Worried man with a laptop looking at a bill

With inflation close to a 40-year high and living costs continuing to rise, new research highlights growing concerns about employee financial wellbeing.

In a survey of more than 160 senior HR, finance, payroll and C-suite professionals by national intermediary Partners&, nine in 10 employers said that they expect either a small (38%) or significant (52%) increase in the number of their employees experiencing financial difficulties this winter. Almost two thirds (65%) of organisations are already aware of employees struggling financially.

Despite government support for household energy costs it is clear that millions of working people are already struggling financially, said Steve Herbert, Wellbeing and Benefits director at Partners&. In addition to rising costs for energy, household budgets are also being squeezed by inflation on everyday essentials and increasing interest rates.

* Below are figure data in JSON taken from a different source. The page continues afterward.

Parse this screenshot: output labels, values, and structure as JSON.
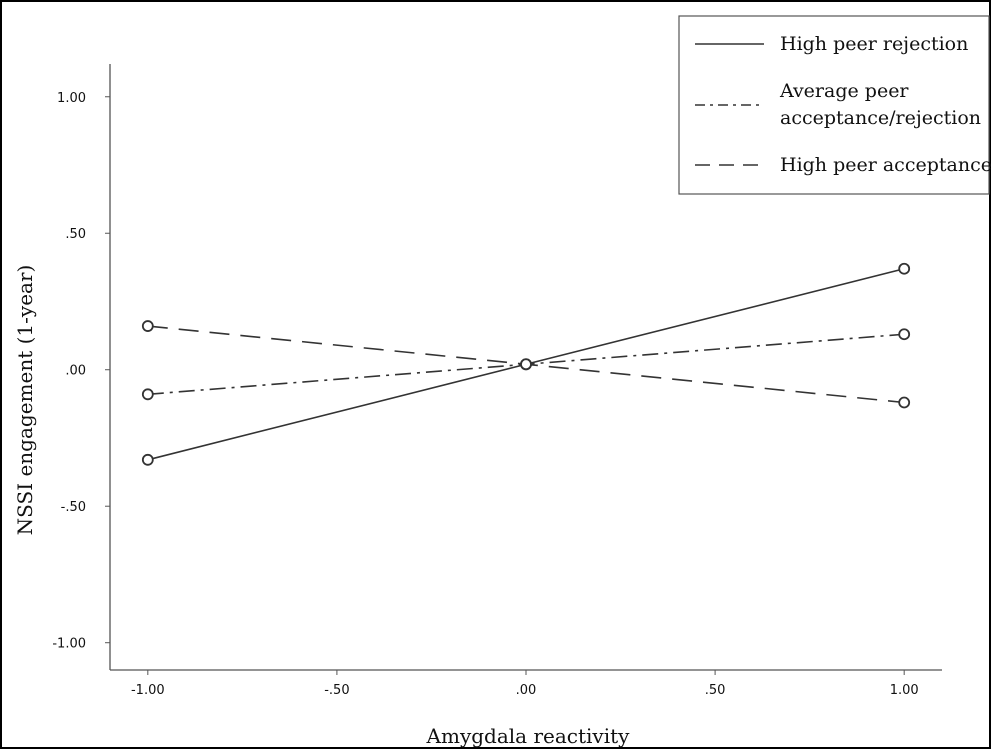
{
  "chart_data": {
    "type": "line",
    "xlabel": "Amygdala reactivity",
    "ylabel": "NSSI engagement (1-year)",
    "x": [
      -1.0,
      0.0,
      1.0
    ],
    "xlim": [
      -1.1,
      1.1
    ],
    "ylim": [
      -1.1,
      1.12
    ],
    "x_ticks": [
      -1.0,
      -0.5,
      0.0,
      0.5,
      1.0
    ],
    "x_tick_labels": [
      "-1.00",
      "-.50",
      ".00",
      ".50",
      "1.00"
    ],
    "y_ticks": [
      -1.0,
      -0.5,
      0.0,
      0.5,
      1.0
    ],
    "y_tick_labels": [
      "-1.00",
      "-.50",
      ".00",
      ".50",
      "1.00"
    ],
    "grid": false,
    "legend_position": "top-right",
    "series": [
      {
        "name": "High peer rejection",
        "values": [
          -0.33,
          0.02,
          0.37
        ],
        "style": "solid"
      },
      {
        "name": "Average peer acceptance/rejection",
        "values": [
          -0.09,
          0.02,
          0.13
        ],
        "style": "dashdot"
      },
      {
        "name": "High peer acceptance",
        "values": [
          0.16,
          0.02,
          -0.12
        ],
        "style": "dashed"
      }
    ],
    "colors": {
      "line": "#333333",
      "marker": "#333333",
      "axis": "#555555"
    }
  }
}
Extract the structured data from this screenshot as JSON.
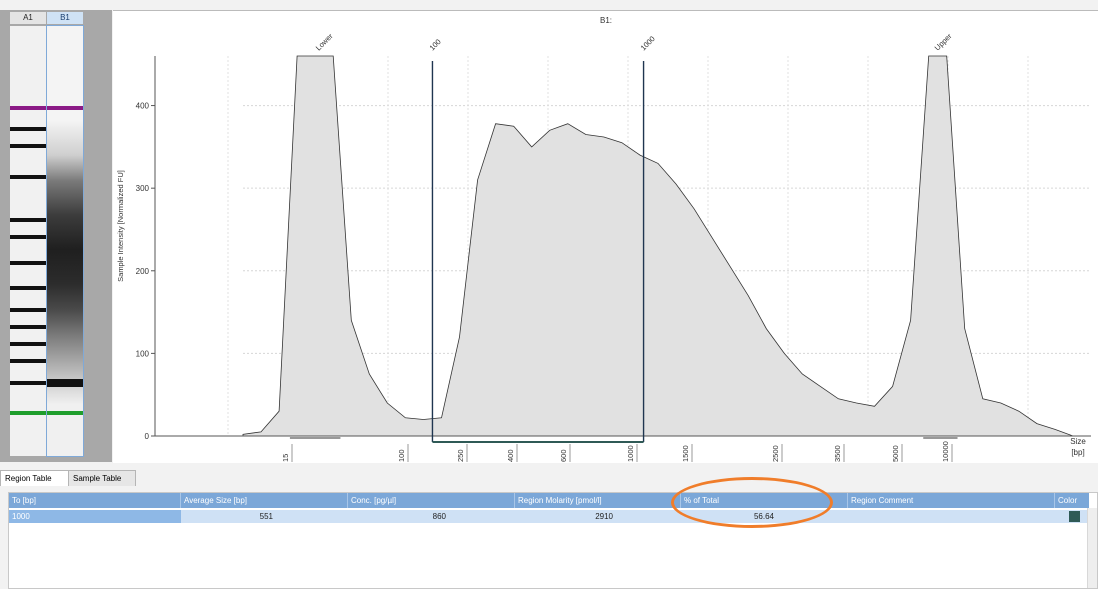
{
  "gel": {
    "lane_a": "A1",
    "lane_b": "B1",
    "ladder_bands": [
      0.19,
      0.24,
      0.28,
      0.35,
      0.45,
      0.49,
      0.55,
      0.61,
      0.66,
      0.7,
      0.74,
      0.78,
      0.83,
      0.9
    ],
    "marker_colors": {
      "upper": "#8b1a86",
      "lower": "#1f9e2c"
    },
    "upper_marker_pos": 0.19,
    "lower_marker_pos": 0.9,
    "sample_lower_band_pos": 0.83
  },
  "chart_data": {
    "type": "area",
    "title": "B1:",
    "ylabel": "Sample Intensity [Normalized FU]",
    "xlabel": "Size",
    "xunit": "[bp]",
    "ylim": [
      0,
      460
    ],
    "yticks": [
      0,
      100,
      200,
      300,
      400
    ],
    "xticks": [
      "15",
      "100",
      "250",
      "400",
      "600",
      "1000",
      "1500",
      "2500",
      "3500",
      "5000",
      "10000"
    ],
    "grid": true,
    "fill_color": "#e1e1e1",
    "peak_labels": [
      "Lower",
      "100",
      "1000",
      "Upper"
    ],
    "region": {
      "from": "100",
      "to": "1000"
    },
    "series": [
      {
        "x": [
          0,
          1,
          2,
          3,
          4,
          5,
          6,
          7,
          8,
          9,
          10,
          11,
          12,
          13,
          14,
          15,
          16,
          17,
          18,
          19,
          20,
          21,
          22,
          23,
          24,
          25,
          26,
          27,
          28,
          29,
          30,
          31,
          32,
          33,
          34,
          35,
          36,
          37,
          38,
          39,
          40,
          41,
          42,
          43,
          44,
          45,
          46
        ],
        "y": [
          2,
          5,
          30,
          460,
          460,
          460,
          140,
          75,
          40,
          22,
          20,
          22,
          120,
          310,
          378,
          375,
          350,
          370,
          378,
          365,
          362,
          355,
          340,
          330,
          305,
          275,
          240,
          205,
          170,
          130,
          100,
          75,
          60,
          45,
          40,
          36,
          60,
          140,
          460,
          460,
          130,
          45,
          40,
          30,
          15,
          8,
          0
        ]
      }
    ]
  },
  "tabs": {
    "region": "Region Table",
    "sample": "Sample Table"
  },
  "table": {
    "headers": [
      "To [bp]",
      "Average Size [bp]",
      "Conc. [pg/µl]",
      "Region Molarity [pmol/l]",
      "% of Total",
      "Region Comment",
      "Color"
    ],
    "row": [
      "1000",
      "551",
      "860",
      "2910",
      "56.64",
      ""
    ],
    "row_color": "#2f5a56"
  },
  "annotation_color": "#f07d2a"
}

“This is primarily a problem for employees and their families, but it is also worth remembering that financially stressed employees are likely to be distracted and working at less than their maximum productivity. So, by extension, this is also a problem for employers too,” Herbert said.

As some organisations seek to help their workers with a one-off cost of living payment, the research showed that a third of employers have already made (11%), agreed to make (3%) or are considering making (19%) such a payment to support their employees through the crisis. This is not an affordable option for every business, however.

Partners& recommended that employers build a package of measures that also includes other elements to secure financial wellbeing for employees, such as discount options on everyday spending and financial education.

Generation Z (aged up to 26) and Millennials/Generation Y (aged 27-45) are the demographics that employers are most concerned about when it comes to stress and anxiety related to finances and debt, according to separate research by GRiD, the industry body for the group risk protection sector.

The biggest worry employers have for Generation X (aged 46-57) is stress related to work, and for the Baby Boomer generation (aged 58-76) employers are most concerned about a lack of fitness caused by a non-active lifestyle.

GRiD said that while it is important to acknowledge the differences in the generations, employers should provide support through employee benefits across all areas of wellbeing for all generations.

“Although statistics can predict generalisations for an entire workforce, they can’t forecast which issues might impact an individual employee and what support they might need,” explained Katharine Moxham, spokesperson for the industry body. “By ensuring employee benefits cover all areas of health and wellbeing — financial, physical, mental and social — no employee will be left lacking in their hour of need.”